Irreversible

I dreamed about hardware, screws and such. This was not surprising given the last images I saw on the internet about ankle surgery before I went to sleep last night. I was doing research on the options that my orthopedic surgeon gave me if, indeed, his diagnosis of what is wrong with my ankle is correct.

I knew I was not out of the woods yet but I also had been living under the illusion that, eventually, everything would get better and we could resume our old lives where they had been interrupted. I so badly wanted to believe the doctors when they said, it will take a year, that I took it quite literally; expecting, with a child’s kind of hope that, sometime in July 2008 or this summer, everything would be OK again. I now know that that was just phase one; yesterday I joined Axel in phase two and, as he already knows, things look a little different there.

In the morning I spent an hour at the office of my orthopede, who is aptly named Dr. Wood. I had made an appointment some time ago when it was clear that all was not well with my ankle. I had gone in with some expectation that maybe an operation was needed to free a pinched nerve and put things right that were a little out of alignment; nothing a good doctor could not fix. I had also expected that I could then make an informed choice about what to do next, a weighing of pros and cons between two simple alternative (nothing or a routine operation).

What I had not expected was a diagnosis that contained the word necrosis. This, I knew from my classic education, came from the Greek word nekros which means death. Necrosis is the name given to unnatural death of cells and living tissue, according to Wikipedia. Bone cells inside my injured talus bone are dead because the blood supply was compromised. The symptoms and the X-ray were enough proof for the doctor to give the diagnosis of AVN (avascular necrosis of the talus) with a great degree of certainty. I will have an MRI on Thursday to confirm his diagnosis. Then we will meet again on August 4 and decide what next. This is when I will take Axel along. I would have wanted him by my side yesterday, had I known what was coming.
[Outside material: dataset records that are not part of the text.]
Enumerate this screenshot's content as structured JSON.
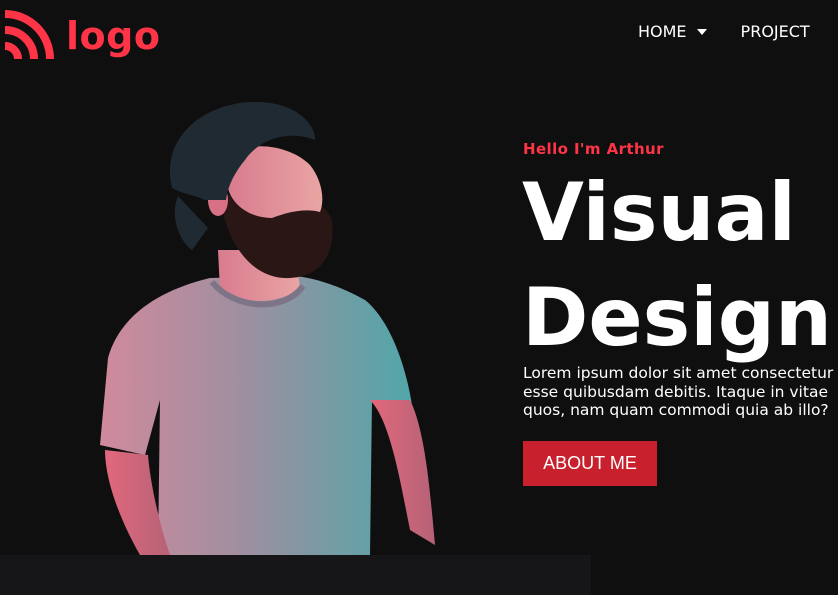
{
  "header": {
    "logo_text": "logo",
    "nav": [
      {
        "label": "HOME",
        "has_dropdown": true
      },
      {
        "label": "PROJECT",
        "has_dropdown": false
      }
    ]
  },
  "hero": {
    "greeting": "Hello  I'm  Arthur",
    "title_line1": "Visual",
    "title_line2": "Design",
    "description_lines": [
      "Lorem ipsum dolor sit amet consectetur",
      "esse quibusdam debitis. Itaque in vitae",
      "quos, nam quam commodi quia ab illo?"
    ],
    "cta_label": "ABOUT ME"
  },
  "colors": {
    "background": "#0f0f10",
    "accent": "#ff3547",
    "button": "#c8202d",
    "text": "#ffffff"
  },
  "icons": [
    "wifi-logo-icon",
    "caret-down-icon"
  ]
}
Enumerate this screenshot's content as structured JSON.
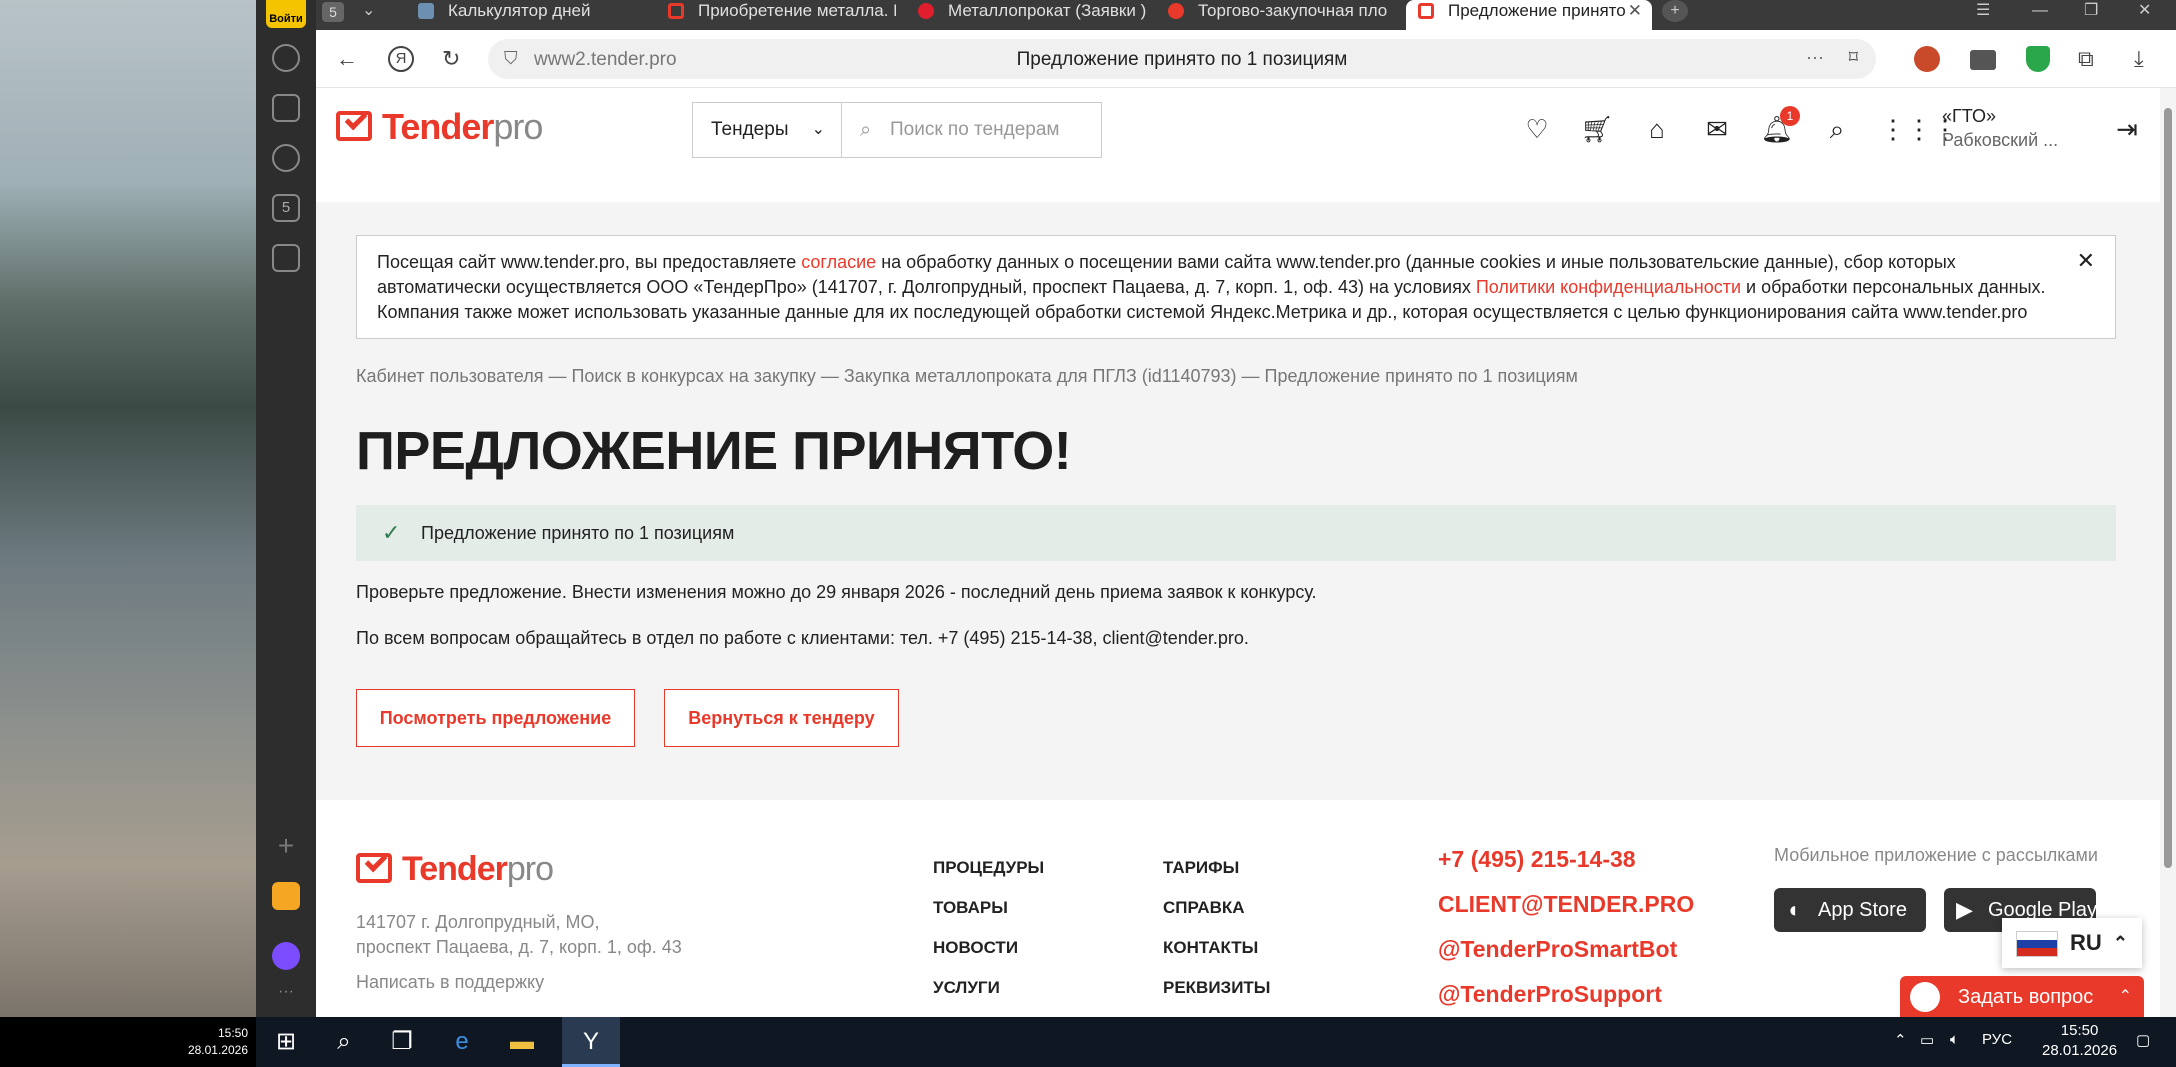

In the meantime I get to agonize over which of the four unappealing courses of action to choose: (1) do nothing and end up with an arthritic ankle and increasing discomfort in walking; (2) surgery that includes drilling holes in the bone to release some of the pressure and make room for small blood vessels to re-grow and fill the space; (3) fusing, which requires cutting of bone so the edges literally fuse together which would reduce the pain but limit my ankle movement (this option leaves me with the most questions such as, can I still fly? row? ski? walk on the beach?) and (4) total ankle replacement, a complicated and risky undertaking that may require repeat replacements after a certain number of years. Last night I started to read up on all these options; none had any appeal and some were plain scary.

After I left the doctor’s office I drove into Boston to my class in a (mental) fog with those four scenarios bumping into each other inside my head. I vacillated between despondency and denial. Two voices were talking to me at the same time, trying to out-shout each other; one saying, hey, you are still alive, it could have been worse, it’s not a death sentence while the other conjured up images of me hobbling for months, first with cast (back to wheelchairs and ramps), then the plastic boot, with the possibility of remaining a hobbler ever after.

At the end of the day, after my afternoon class I drove out of Boston into a dark and ominous fog, this time real, which contained a violent rainstorm that blocked everything from sight. The outside (natural) world matched my inside world: sheets of rain blocking my ability to see anything at all beyond the end of the next car and the sides of the road; no sign of anything better in sight. My stress levels were going up so fast that my ability to think straight was severely compromised.

I talked with Axel over the phone. He promised me that the storm had passed over Manchester quickly, dumping lots of rain, but then leaving everything sparkly clean under bright sunny skies. I took it as a metaphor and worked my way through the inner and outer downpour into Manchester where I was not only greeted by blue skies but also by a rainbow. If that was a promise to Noah, eons ago, it could be one to me, of something I cannot yet fathom and which requires some faith and trust that all will be well in the end. It’s just that I haven’t gotten to the end yet.

Amidst this bad news, some good things happened as well; the teaching at BU was fun, I had a wonderful lunch with my colleagues Cary and Wolffy who are co-conspirators in the BU course, and Sita returned safe and sound from London (UK) last night.